There is a certain way to find the general solution if a one solution is already given. It is said that if given solution y_1, the second one is given as y_2=v(x)y_1. Where in this problem, y_1=1/x

If y_2=v(x)1/x, then the derivatives are:
y'_2=v(-1/(x^2))+v'(1/x)

and

y''_2=v(2/x^3)+v'(-2/x^2)+v''(1/x)

Substitute this values in the original equation:

x^2y''-xy'-3y=0

And:

x^2(v(2/x^3)+v'(-2/x^2)+v''(1/x))-x(v(-1/(x^2))+v'(1/x))-3(v(1/x))=0

Although this is suprisingly long, this actually simplifies to:

v''-3/xv'=0

Substitute w=v' so that is easy to solve as first order differential equation.

w'-3/xw=0

The integrating factor is 1/x^3(Given by e^(int3/xdx)).

1/x^3w'-3/x^4w=0
(1/x^3w)'=0

Integrate both sides:

1/x^3w=C_1

Undo substitution:

v'1/x^3=C_1
v'=C_1x^3

Integrate both sides again:

v=C_1/4x^4+C_2

Now the general solution is given as:
y_2=v(x)y_1
y_2=(C_1/4x^4+C_2)(1/x)
y_2=(C_1(x^3/4)+C_2(1/x))

Now the first solution is given when C_1=0, then the second solution can be when C_2=0 which is x^3/4 otherwise there are infinite solutionsby just filling the constants.

To check:
y=x^3/4
y'=3/4x^2
y''=3/2x

Substitute:
x^2(3/2x)-x(3/4x^2)-3(x^3/4)=0
3/2x^3-3/4x^3-3/4x^3=0
6x^3-3x^3-3x^3=0
0=0

Which is correct.

Jun 17, 2017

y=A/x + Bx^3

Explanation:

We have:

x^2y'' -xy'-3y=0 ..... [A]

This is a Euler-Cauchy Equation which is typically solved via a change of variable. Consider the substitution:

x = e^t => xe^(-t)=1

Then we have,

dy/dx = e^(-t)dy/dt, and, (d^2y)/(dx^2)=((d^2y)/(dt^2)-dy/dt)e^(-2t)
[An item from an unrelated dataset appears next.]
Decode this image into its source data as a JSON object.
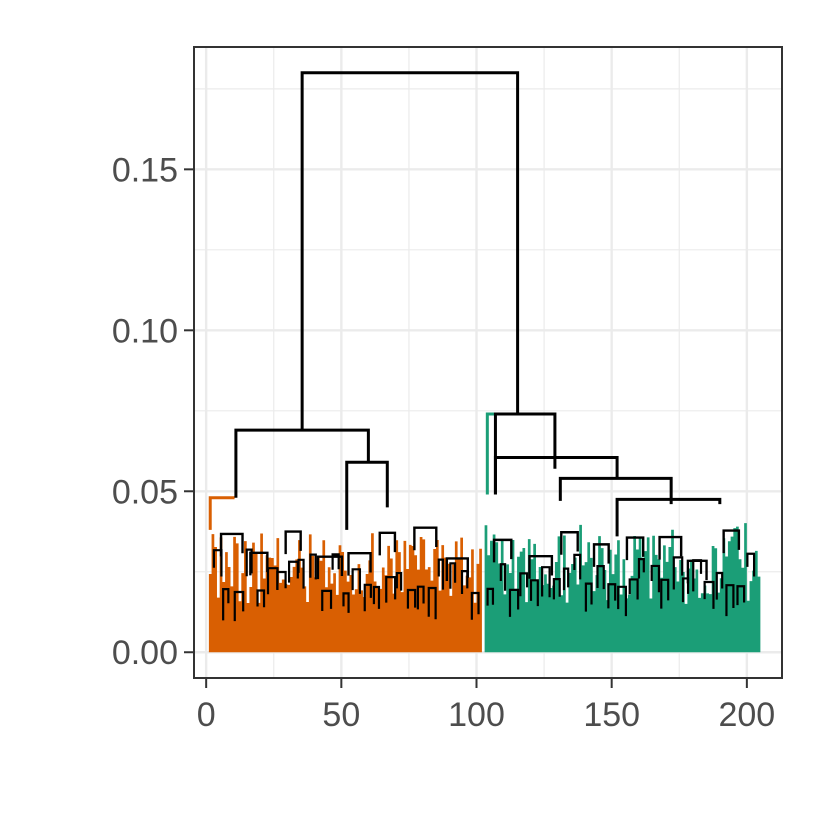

Substituting into the initial DE [A] we get:

x^2((d^2y)/(dt^2)-dy/dt)e^(-2t) -xe^(-t)dy/dt-3y=0

:. ((d^2y)/(dt^2)-dy/dt) -dy/dt-3y=0

:. (d^2y)/(dt^2)-2dy/dt-3y=0 ..... [B]

This is now a second order linear homogeneous Differentiation Equation. The standard approach is to look at the Auxiliary Equation, which is the quadratic equation with the coefficients of the derivatives, i.e.

m^2-2m-3 = 0

We can solve this quadratic equation, and we get two real and distinct solutions:

(m+1)(m-3) = 0 => m=-1,3

Thus the Homogeneous equation [B]:

:. (d^2y)/(dt^2)-2dy/dt-3y=0

has the solution:

y=Ae^(-t) + Be^(3t)

Now we initially used a change of variable:

x = e^t => t=lnx

So restoring this change of variable we get:

y=Ae^(-lnx) + Be^(3lnx)

:. y=Ae^(lnx^(-1)) + Be^(lnx^3)

:. y=Ax^(-1) + Bx^3

:. y=A/x + Bx^3

Which is the General Solution